HOUSTON – (Realty News Report) – An Ismaili Muslim center is being planned for a prime 11-acre tract– once the site of Houston’s first Sears store – just west of downtown Houston near Buffalo Bayou.
The Ismaili Center in Houston will serve the city’s approximately 40,000 Ismaili Muslims and is expected to include a Jamatkhana, or prayer hall, educational spaces, a social hall, and several multi-purpose meeting and conference spaces.
The site, which slopes down from West Dallas Street toward the bayou, is at the southeast corner of Allen Parkway and Montrose Boulevard.
The land was once the site of Houston’s first Sears store, opening in 1929. After flood waters from Buffalo Bayou inundated the store in 1935, Sears relocated to its South Main Street store in Midtown.The Allen Parkway property became a landmark art deco industrial property known as the Robinson Warehouse.
In 2006, the property was purchased by the Aga Khan Foundation. Then the Robinson Warehouse was demolished, clearing the way for Ismaili Center.
Although it will be several years before the center is complete, the architectureteam was recently selected following a international design competition.
“We are excited to be working with architects of world stature and experience to design this unique project. It will embody both Houston’s and the Ismaili community’s pluralistic vision,” said Barkat Fazal, President of the Ismaili Council for the USA.
DLR Group/Westlake Reed Leskosky will collaborate with London-based design architect Farshid Moussavi on the project. Moussavi also works as an architecture professor at Harvard University. Landscape architect Nelson Byrd Woltz will work on the project, which will have courtyards and open spaces that could be impacted in times of extreme bayou flooding.
The new Ismaili Center will be the seventh in a series of iconic cultural buildings His Highness the Aga Khan has commissioned over the past four decades in the United Kingdom, Canada, Portugal, United Arab Emirates, and Tajikistan. Once complete, the center will serve as a national hub for the social, cultural, and intellectual activities of the Ismaili Muslim Community.
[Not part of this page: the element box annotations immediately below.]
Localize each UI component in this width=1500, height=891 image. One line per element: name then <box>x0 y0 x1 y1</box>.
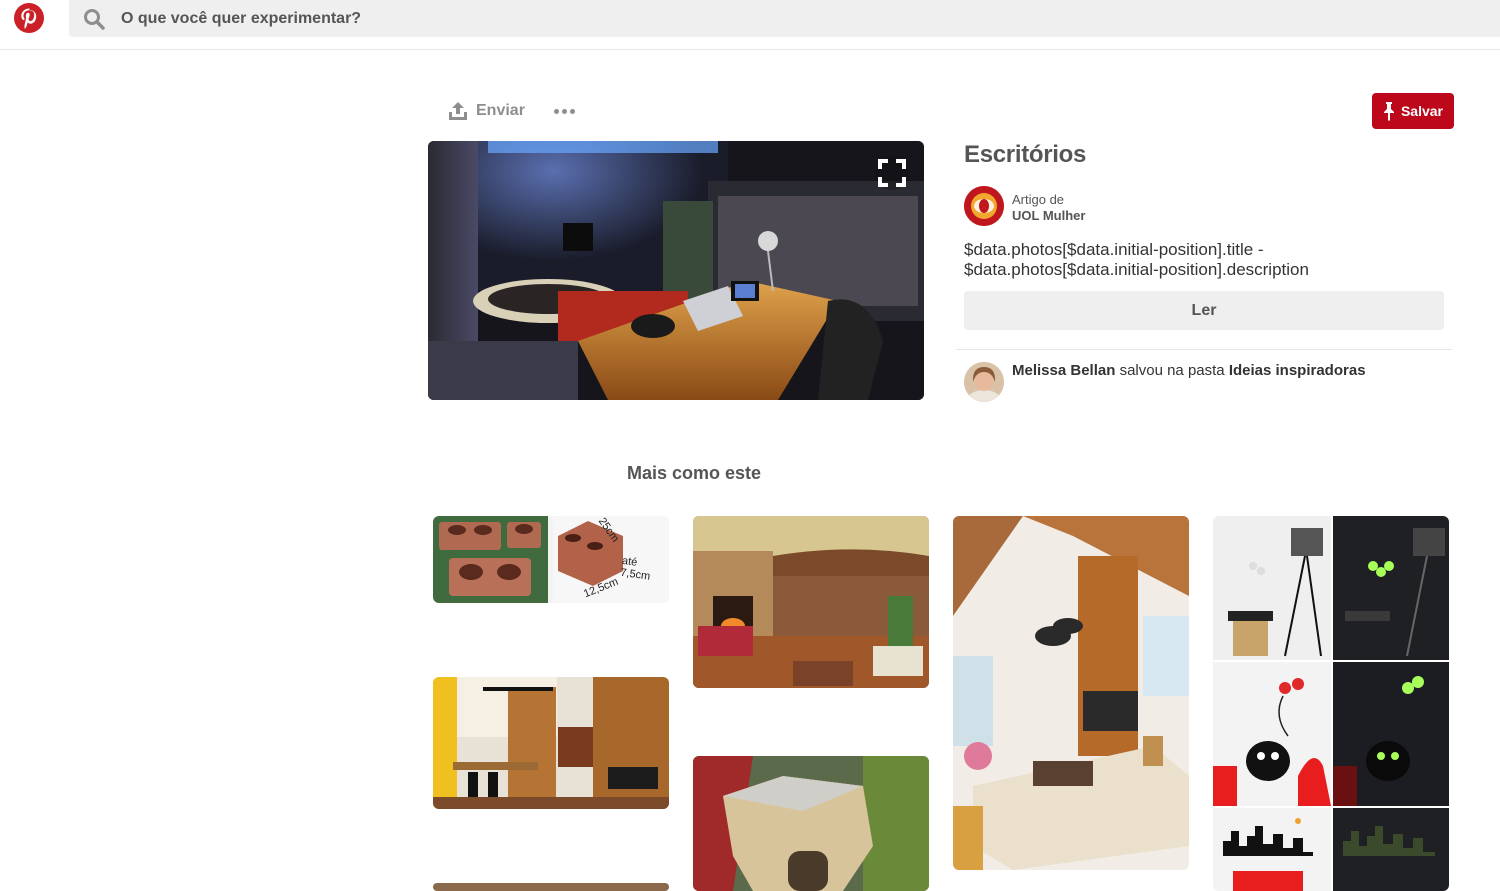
related-pin-glow-decals[interactable] <box>1213 516 1449 891</box>
saver-name-link[interactable]: Melissa Bellan <box>1012 362 1115 379</box>
source-name-link[interactable]: UOL Mulher <box>1012 208 1085 223</box>
search-bar[interactable] <box>69 0 1500 37</box>
pushpin-icon <box>1383 102 1394 121</box>
source-prefix: Artigo de <box>1012 192 1065 207</box>
share-button[interactable]: Enviar <box>448 99 525 123</box>
save-button[interactable]: Salvar <box>1372 93 1454 129</box>
pinterest-logo-icon[interactable] <box>14 3 44 33</box>
board-link[interactable]: Ideias inspiradoras <box>1229 362 1366 379</box>
ellipsis-icon <box>554 109 559 114</box>
read-button[interactable]: Ler <box>964 291 1444 330</box>
save-label: Salvar <box>1400 103 1444 119</box>
pin-description: $data.photos[$data.initial-position].tit… <box>964 240 1309 279</box>
upload-icon <box>449 102 467 120</box>
source-avatar[interactable] <box>964 186 1004 226</box>
related-pin-bricks[interactable]: 25cm até 7,5cm 12,5cm <box>433 516 669 603</box>
share-label: Enviar <box>476 102 525 119</box>
more-options-button[interactable] <box>552 99 576 123</box>
saver-avatar[interactable] <box>964 362 1004 402</box>
saved-by-line: Melissa Bellan salvou na pasta Ideias in… <box>1012 362 1366 379</box>
top-bar <box>0 0 1500 50</box>
related-pin-office-wood[interactable] <box>433 677 669 809</box>
related-section-title: Mais como este <box>627 463 762 483</box>
related-pin-cabin[interactable] <box>693 756 929 891</box>
related-pin-living-room[interactable] <box>693 516 929 688</box>
pin-title: Escritórios <box>964 141 1087 168</box>
divider <box>956 349 1452 350</box>
related-pin-interior[interactable] <box>433 883 669 891</box>
related-pin-tall-living-room[interactable] <box>953 516 1189 870</box>
expand-icon <box>875 156 909 190</box>
saver-action: salvou na pasta <box>1119 362 1225 379</box>
search-input[interactable] <box>121 0 1421 37</box>
pin-image[interactable] <box>428 141 924 400</box>
read-label: Ler <box>1191 301 1217 319</box>
search-icon <box>84 9 105 30</box>
expand-button[interactable] <box>872 155 912 191</box>
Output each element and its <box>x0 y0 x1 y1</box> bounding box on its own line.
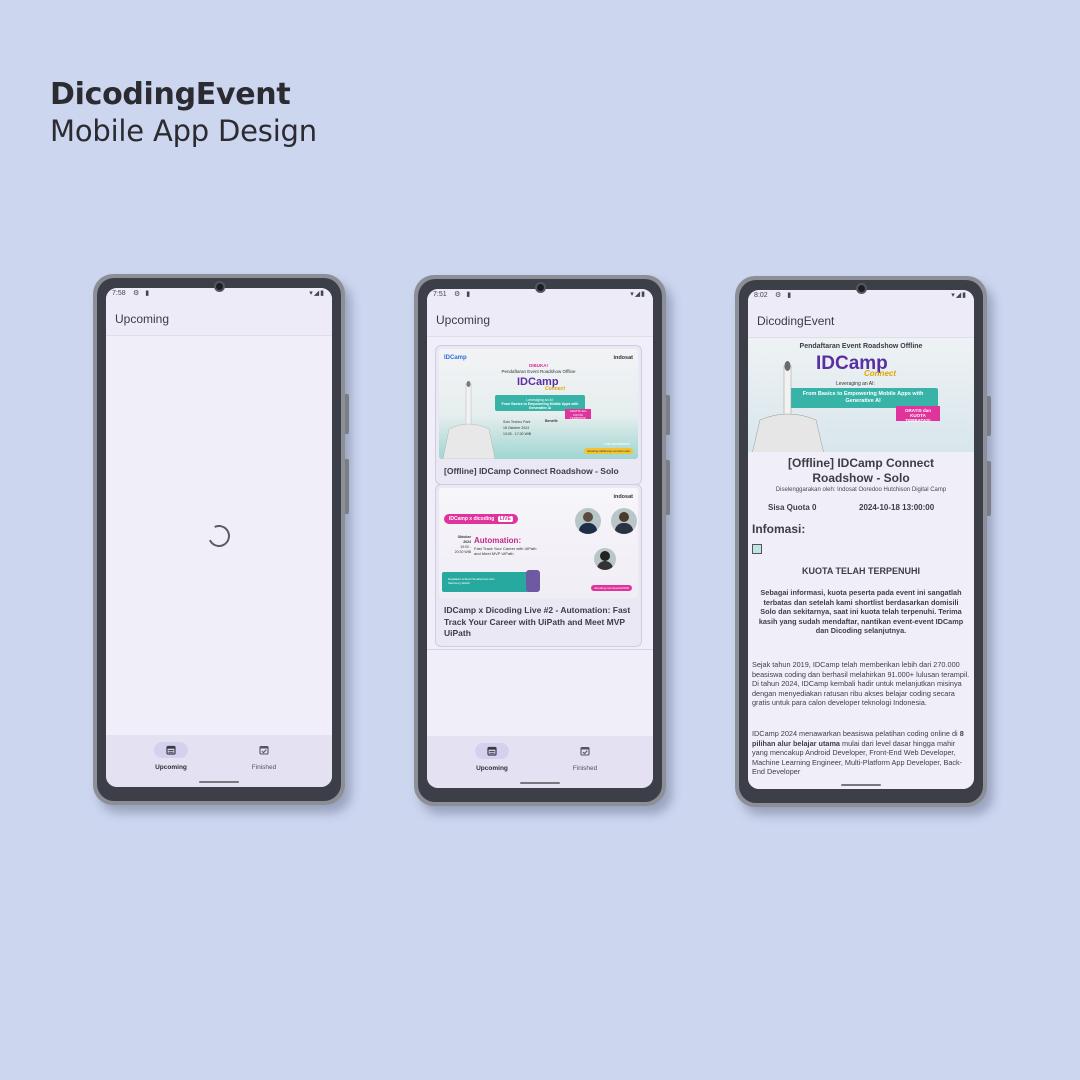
front-camera <box>856 283 867 294</box>
poster-details: Solo Techno Park 18 Oktober 2024 13:00 -… <box>503 420 532 436</box>
event-title: [Offline] IDCamp Connect Roadshow - Solo <box>788 456 934 485</box>
event-datetime: 2024-10-18 13:00:00 <box>859 503 935 512</box>
poster-reg: Link pendaftaran <box>603 442 630 446</box>
poster-headline: Pendaftaran Event Roadshow Offline <box>501 369 576 374</box>
event-poster-image: IDCamp indosat DIBUKA! Pendaftaran Event… <box>439 349 638 459</box>
poster-logo-sub: Connect <box>545 386 565 392</box>
status-time: 7:58 <box>112 290 126 297</box>
calendar-icon <box>487 746 497 756</box>
front-camera <box>535 282 546 293</box>
poster-url: dicoding.com/events/DND <box>591 585 632 591</box>
event-card[interactable]: indosat IDCamp x dicoding LIVE Oktober 2… <box>435 484 642 647</box>
event-quota: Sisa Quota 0 <box>768 503 817 512</box>
full-quota-paragraph: Sebagai informasi, kuota peserta pada ev… <box>758 588 964 635</box>
poster-badge: IDCamp x dicoding LIVE <box>444 514 518 524</box>
poster-url: dicoding.id/idcamp-connect-solo <box>584 448 633 454</box>
nav-upcoming[interactable]: Upcoming <box>462 743 522 772</box>
phone-loading: 7:58 ⚙ ▮ ▾◢▮ Upcoming Upcoming Finished <box>93 274 349 805</box>
speaker-avatar <box>594 548 616 570</box>
signal-battery-icon: ▾◢▮ <box>309 290 325 297</box>
event-list: IDCamp indosat DIBUKA! Pendaftaran Event… <box>427 337 653 736</box>
loading-spinner-icon <box>204 521 234 550</box>
poster-date: Oktober 2024 19:00 - 20:30 WIB <box>454 535 471 554</box>
event-poster-image: indosat IDCamp x dicoding LIVE Oktober 2… <box>439 488 638 598</box>
poster-headline: Pendaftaran Event Roadshow Offline <box>799 343 923 350</box>
nav-finished[interactable]: Finished <box>234 742 294 771</box>
speaker-avatar <box>611 508 637 534</box>
poster-logo-sub: Connect <box>864 369 896 378</box>
app-bar: Upcoming <box>427 301 653 337</box>
event-title: IDCamp x Dicoding Live #2 - Automation: … <box>444 605 631 638</box>
poster-tag: GRATIS dan KUOTA TERBATAS! <box>896 406 940 423</box>
poster-tag: GRATIS dan KUOTA TERBATAS! <box>565 409 591 420</box>
settings-icon: ⚙ ▮ <box>775 292 794 299</box>
tugu-monument-icon <box>752 361 824 452</box>
nav-finished[interactable]: Finished <box>555 743 615 772</box>
event-detail-scroll[interactable]: Pendaftaran Event Roadshow Offline IDCam… <box>748 338 974 789</box>
design-subtitle: Mobile App Design <box>50 114 317 148</box>
screen: 7:51 ⚙ ▮ ▾◢▮ Upcoming IDCamp indosat DIB… <box>427 289 653 788</box>
settings-icon: ⚙ ▮ <box>133 290 152 297</box>
screen: 8:02 ⚙ ▮ ▾◢▮ DicodingEvent Pendaftaran E… <box>748 290 974 789</box>
calendar-check-icon <box>259 745 269 755</box>
phone-upcoming-list: 7:51 ⚙ ▮ ▾◢▮ Upcoming IDCamp indosat DIB… <box>414 275 670 806</box>
event-organizer: Diselenggarakan oleh: Indosat Ooredoo Hu… <box>775 487 947 493</box>
app-bar: DicodingEvent <box>748 302 974 338</box>
content-area <box>106 336 332 735</box>
nav-finished-label: Finished <box>251 764 277 771</box>
description-paragraph: Sejak tahun 2019, IDCamp telah memberika… <box>752 660 970 707</box>
app-name: DicodingEvent <box>50 77 291 112</box>
front-camera <box>214 281 225 292</box>
poster-promo-bar: Dapatkan sebuah Smartphone dan Samsung W… <box>442 570 540 592</box>
nav-finished-label: Finished <box>572 765 598 772</box>
info-label: Infomasi: <box>752 522 806 536</box>
event-title: [Offline] IDCamp Connect Roadshow - Solo <box>444 466 619 476</box>
calendar-icon <box>166 745 176 755</box>
broken-image-icon <box>752 544 762 554</box>
app-bar: Upcoming <box>106 300 332 336</box>
status-time: 7:51 <box>433 291 447 298</box>
nav-upcoming-label: Upcoming <box>155 764 187 771</box>
nav-upcoming[interactable]: Upcoming <box>141 742 201 771</box>
home-indicator[interactable] <box>199 781 239 783</box>
screen: 7:58 ⚙ ▮ ▾◢▮ Upcoming Upcoming Finished <box>106 288 332 787</box>
poster-headline: Automation: <box>474 536 522 545</box>
description-paragraph: IDCamp 2024 menawarkan beasiswa pelatiha… <box>752 729 964 776</box>
event-poster-image: Pendaftaran Event Roadshow Offline IDCam… <box>748 338 974 452</box>
nav-upcoming-label: Upcoming <box>476 765 508 772</box>
calendar-check-icon <box>580 746 590 756</box>
app-bar-title: Upcoming <box>436 313 491 327</box>
home-indicator[interactable] <box>841 784 881 786</box>
poster-sub: Fast Track Your Career with UiPath and M… <box>474 546 537 556</box>
event-card[interactable]: IDCamp indosat DIBUKA! Pendaftaran Event… <box>435 345 642 485</box>
full-quota-heading: KUOTA TELAH TERPENUHI <box>802 566 920 576</box>
indosat-logo: indosat <box>613 494 633 500</box>
signal-battery-icon: ▾◢▮ <box>951 292 967 299</box>
signal-battery-icon: ▾◢▮ <box>630 291 646 298</box>
idcamp-logo: IDCamp <box>444 355 467 361</box>
poster-benefit: Benefit: <box>545 419 559 423</box>
poster-dibuka: DIBUKA! <box>529 363 548 368</box>
indosat-logo: indosat <box>613 355 633 361</box>
speaker-avatar <box>575 508 601 534</box>
bottom-navigation: Upcoming Finished <box>427 736 653 788</box>
status-time: 8:02 <box>754 292 768 299</box>
phone-event-detail: 8:02 ⚙ ▮ ▾◢▮ DicodingEvent Pendaftaran E… <box>735 276 991 807</box>
app-bar-title: DicodingEvent <box>757 314 835 328</box>
presentation-heading: DicodingEvent Mobile App Design <box>50 76 317 150</box>
poster-banner-small: Leveraging an AI: <box>836 381 875 387</box>
settings-icon: ⚙ ▮ <box>454 291 473 298</box>
bottom-navigation: Upcoming Finished <box>106 735 332 787</box>
tugu-monument-icon <box>442 381 496 459</box>
app-bar-title: Upcoming <box>115 312 170 326</box>
home-indicator[interactable] <box>520 782 560 784</box>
“We are very honored to partner with the Ismaili community to bring this historic building to life,” said DLR Group|WRL Senior Principal Paul Westlake, who leads the firm’s Cultural+Performing Arts Studio. “Houston is home to one of the largest Ismaili Muslim populations in North America, and the new center will serve as a place where community members can learn, pray, and engage in fellowship. Our team is privileged to have been chosen for a project that will have such a lasting impact on the local community and beyond.”